The Food Ministry allowed 535 mills to sell 500,000 metric tonnes overseas with quotas ranging from 8.4 tonnes to 4,822.8 tonnes, according to a Government notice dated 1 January. Permits to ship will be issued after 30 January, the last day by which mills can seek permission, Farm Minister Sharad Pawar said yesterday.
Sugar futures in New York reached the highest level in 30 years last month on concern that supplies from Brazil, the top producer, and India, may be too low to meet demand. The South Asian country yesterday exempted sugar imports from a tax until 31 March to rein in food-price inflation.
“There’s a delay of about 20-30 days on exports,” Yatin Wadhwana, Managing Director of Sucden India Pvt., said today in a telephone interview.
India, the largest consumer, may produce 25.5 million tonnes in the year from 1 October, compared with 18.9 million tonnes a year ago, Abinash Verma, Director General of the Indian Sugar Mills Association, said in an interview today.
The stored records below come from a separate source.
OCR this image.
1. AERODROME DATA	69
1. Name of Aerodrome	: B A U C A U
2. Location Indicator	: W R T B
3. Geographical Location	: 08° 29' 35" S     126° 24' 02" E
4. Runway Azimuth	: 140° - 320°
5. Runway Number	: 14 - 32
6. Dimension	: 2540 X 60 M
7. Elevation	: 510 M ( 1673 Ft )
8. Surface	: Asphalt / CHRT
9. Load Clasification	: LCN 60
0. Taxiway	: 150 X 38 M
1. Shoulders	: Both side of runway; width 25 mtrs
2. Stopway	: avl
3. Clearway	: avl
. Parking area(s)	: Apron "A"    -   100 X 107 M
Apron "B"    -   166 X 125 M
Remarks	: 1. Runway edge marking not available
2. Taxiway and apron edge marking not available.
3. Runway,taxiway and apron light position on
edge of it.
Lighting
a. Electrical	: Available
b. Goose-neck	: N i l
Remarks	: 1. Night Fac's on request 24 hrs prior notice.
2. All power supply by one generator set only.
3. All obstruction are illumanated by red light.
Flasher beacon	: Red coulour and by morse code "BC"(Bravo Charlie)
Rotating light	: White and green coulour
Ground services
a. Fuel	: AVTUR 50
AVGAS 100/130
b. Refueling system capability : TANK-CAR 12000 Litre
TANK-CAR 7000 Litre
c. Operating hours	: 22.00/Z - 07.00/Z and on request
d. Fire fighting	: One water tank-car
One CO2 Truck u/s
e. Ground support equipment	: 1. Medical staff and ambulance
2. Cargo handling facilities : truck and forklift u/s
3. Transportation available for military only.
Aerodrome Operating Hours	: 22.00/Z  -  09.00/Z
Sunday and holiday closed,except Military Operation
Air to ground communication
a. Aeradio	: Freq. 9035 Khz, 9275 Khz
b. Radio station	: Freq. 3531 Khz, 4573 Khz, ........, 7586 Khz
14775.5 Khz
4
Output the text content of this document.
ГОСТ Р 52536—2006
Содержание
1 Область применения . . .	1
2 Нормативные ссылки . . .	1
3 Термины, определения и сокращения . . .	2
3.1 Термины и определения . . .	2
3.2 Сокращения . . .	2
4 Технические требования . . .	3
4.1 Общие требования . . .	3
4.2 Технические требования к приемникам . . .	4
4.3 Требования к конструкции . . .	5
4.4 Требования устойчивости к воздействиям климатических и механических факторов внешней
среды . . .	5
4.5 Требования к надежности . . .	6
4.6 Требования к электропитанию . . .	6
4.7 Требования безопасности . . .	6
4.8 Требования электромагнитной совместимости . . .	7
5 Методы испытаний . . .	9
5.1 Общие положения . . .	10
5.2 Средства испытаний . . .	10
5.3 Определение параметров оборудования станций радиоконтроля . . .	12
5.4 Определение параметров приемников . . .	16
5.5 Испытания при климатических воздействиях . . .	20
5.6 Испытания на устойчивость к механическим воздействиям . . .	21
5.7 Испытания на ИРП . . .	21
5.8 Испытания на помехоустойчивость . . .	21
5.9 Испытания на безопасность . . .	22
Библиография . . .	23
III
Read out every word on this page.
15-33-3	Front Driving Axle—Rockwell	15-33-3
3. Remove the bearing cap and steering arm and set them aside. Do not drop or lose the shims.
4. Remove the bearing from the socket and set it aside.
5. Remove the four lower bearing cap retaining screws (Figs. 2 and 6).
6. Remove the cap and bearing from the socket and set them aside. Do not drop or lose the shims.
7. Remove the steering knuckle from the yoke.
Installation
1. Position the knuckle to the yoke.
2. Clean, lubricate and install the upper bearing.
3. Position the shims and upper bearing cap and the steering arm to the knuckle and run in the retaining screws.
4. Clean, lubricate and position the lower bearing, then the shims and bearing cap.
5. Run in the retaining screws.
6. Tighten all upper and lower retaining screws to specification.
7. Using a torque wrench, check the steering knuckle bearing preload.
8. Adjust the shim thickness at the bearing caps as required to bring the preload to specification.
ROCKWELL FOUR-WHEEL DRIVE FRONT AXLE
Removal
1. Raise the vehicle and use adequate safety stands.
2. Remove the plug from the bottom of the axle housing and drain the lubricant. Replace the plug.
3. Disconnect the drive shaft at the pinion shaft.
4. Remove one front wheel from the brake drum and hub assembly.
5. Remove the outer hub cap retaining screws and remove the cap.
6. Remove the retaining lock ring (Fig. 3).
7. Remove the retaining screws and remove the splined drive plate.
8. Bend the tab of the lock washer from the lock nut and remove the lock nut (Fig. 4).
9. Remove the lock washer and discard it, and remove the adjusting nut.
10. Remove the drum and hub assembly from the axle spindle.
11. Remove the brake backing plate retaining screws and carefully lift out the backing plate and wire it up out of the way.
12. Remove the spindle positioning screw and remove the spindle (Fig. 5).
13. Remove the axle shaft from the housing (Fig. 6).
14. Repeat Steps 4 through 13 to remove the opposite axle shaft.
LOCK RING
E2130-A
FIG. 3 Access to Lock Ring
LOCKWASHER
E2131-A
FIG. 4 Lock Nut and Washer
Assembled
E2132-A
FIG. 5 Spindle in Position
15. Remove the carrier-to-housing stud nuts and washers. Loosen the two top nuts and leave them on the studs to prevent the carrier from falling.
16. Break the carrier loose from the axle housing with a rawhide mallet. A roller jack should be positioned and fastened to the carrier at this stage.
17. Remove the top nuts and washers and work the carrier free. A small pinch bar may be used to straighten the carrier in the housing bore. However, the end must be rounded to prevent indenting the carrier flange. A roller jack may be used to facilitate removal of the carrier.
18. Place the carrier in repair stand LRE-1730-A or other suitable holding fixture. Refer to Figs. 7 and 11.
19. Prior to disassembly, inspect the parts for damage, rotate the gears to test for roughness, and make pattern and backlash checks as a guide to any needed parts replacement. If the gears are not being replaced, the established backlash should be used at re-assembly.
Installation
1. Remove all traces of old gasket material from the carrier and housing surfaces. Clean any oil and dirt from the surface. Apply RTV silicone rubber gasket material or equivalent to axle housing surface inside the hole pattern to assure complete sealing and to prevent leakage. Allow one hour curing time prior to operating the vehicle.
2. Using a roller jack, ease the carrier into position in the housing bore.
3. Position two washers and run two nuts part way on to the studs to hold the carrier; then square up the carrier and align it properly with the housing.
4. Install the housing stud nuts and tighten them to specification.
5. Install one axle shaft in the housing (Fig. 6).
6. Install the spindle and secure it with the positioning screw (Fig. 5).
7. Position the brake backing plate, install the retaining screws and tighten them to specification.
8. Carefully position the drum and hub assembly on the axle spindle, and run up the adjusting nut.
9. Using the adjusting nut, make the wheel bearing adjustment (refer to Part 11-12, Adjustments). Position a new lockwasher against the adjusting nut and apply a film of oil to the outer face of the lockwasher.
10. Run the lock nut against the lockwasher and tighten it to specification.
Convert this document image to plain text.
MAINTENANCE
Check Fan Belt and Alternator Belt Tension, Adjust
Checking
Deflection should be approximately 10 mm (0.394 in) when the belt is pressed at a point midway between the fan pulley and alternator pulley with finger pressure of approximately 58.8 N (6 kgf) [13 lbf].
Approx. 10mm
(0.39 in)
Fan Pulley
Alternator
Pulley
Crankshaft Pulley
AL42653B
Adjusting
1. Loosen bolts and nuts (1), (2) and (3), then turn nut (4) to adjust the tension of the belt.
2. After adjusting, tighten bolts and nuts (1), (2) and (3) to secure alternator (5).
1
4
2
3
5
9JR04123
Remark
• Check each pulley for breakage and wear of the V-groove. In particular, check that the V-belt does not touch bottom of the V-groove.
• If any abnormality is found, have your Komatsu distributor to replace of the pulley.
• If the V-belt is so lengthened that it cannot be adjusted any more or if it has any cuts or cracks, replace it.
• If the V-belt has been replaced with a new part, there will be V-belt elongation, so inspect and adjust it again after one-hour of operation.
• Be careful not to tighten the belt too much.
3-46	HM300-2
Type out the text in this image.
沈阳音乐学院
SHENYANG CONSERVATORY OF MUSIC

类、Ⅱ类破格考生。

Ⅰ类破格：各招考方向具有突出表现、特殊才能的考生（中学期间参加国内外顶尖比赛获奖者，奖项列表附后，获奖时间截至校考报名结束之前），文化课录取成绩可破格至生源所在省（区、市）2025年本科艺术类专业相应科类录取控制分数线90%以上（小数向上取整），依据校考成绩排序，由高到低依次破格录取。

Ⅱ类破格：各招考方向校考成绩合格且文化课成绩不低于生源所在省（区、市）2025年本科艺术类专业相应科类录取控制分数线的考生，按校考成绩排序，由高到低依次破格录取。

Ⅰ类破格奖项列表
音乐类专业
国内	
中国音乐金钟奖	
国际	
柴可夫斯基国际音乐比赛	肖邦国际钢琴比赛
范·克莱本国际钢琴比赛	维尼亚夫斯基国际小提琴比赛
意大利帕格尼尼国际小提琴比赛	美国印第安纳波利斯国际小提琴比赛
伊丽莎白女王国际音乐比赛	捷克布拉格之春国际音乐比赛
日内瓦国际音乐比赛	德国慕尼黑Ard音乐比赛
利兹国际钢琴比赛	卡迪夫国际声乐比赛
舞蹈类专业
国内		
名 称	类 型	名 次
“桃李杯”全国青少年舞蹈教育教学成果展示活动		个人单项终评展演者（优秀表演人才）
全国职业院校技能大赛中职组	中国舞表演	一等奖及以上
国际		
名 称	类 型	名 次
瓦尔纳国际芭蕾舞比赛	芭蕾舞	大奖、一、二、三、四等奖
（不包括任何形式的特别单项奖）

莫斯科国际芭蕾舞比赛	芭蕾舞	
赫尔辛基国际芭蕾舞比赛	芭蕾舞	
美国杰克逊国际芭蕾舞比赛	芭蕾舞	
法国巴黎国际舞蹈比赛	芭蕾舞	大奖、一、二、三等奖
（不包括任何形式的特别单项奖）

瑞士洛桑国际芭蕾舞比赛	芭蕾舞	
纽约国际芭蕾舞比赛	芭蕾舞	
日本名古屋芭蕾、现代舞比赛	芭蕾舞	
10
Exportable surplus may be two million to 2.5 million tonnes this season, and opening stocks on 1 October likely totaled 5.8 million tonnes, he said.
“There’s an immediate market in Sri Lanka, Pakistan, Dubai and Indonesia,” Verma said. “Most of the physical shipments will start in about 30-40 days as people will take some time to finalise contracts.”
A sugar surplus spurred the Indian Government on 15 December to allow shipments of 500,000 tonnes. The plan hasn’t been scrapped, Pawar said yesterday in response to a Reuters report on 7 January that the export proposal may be reviewed to cool food prices.
“I don’t see any problems with India production as there’s plenty of cane and crushing capacity available,” Wadhwana said.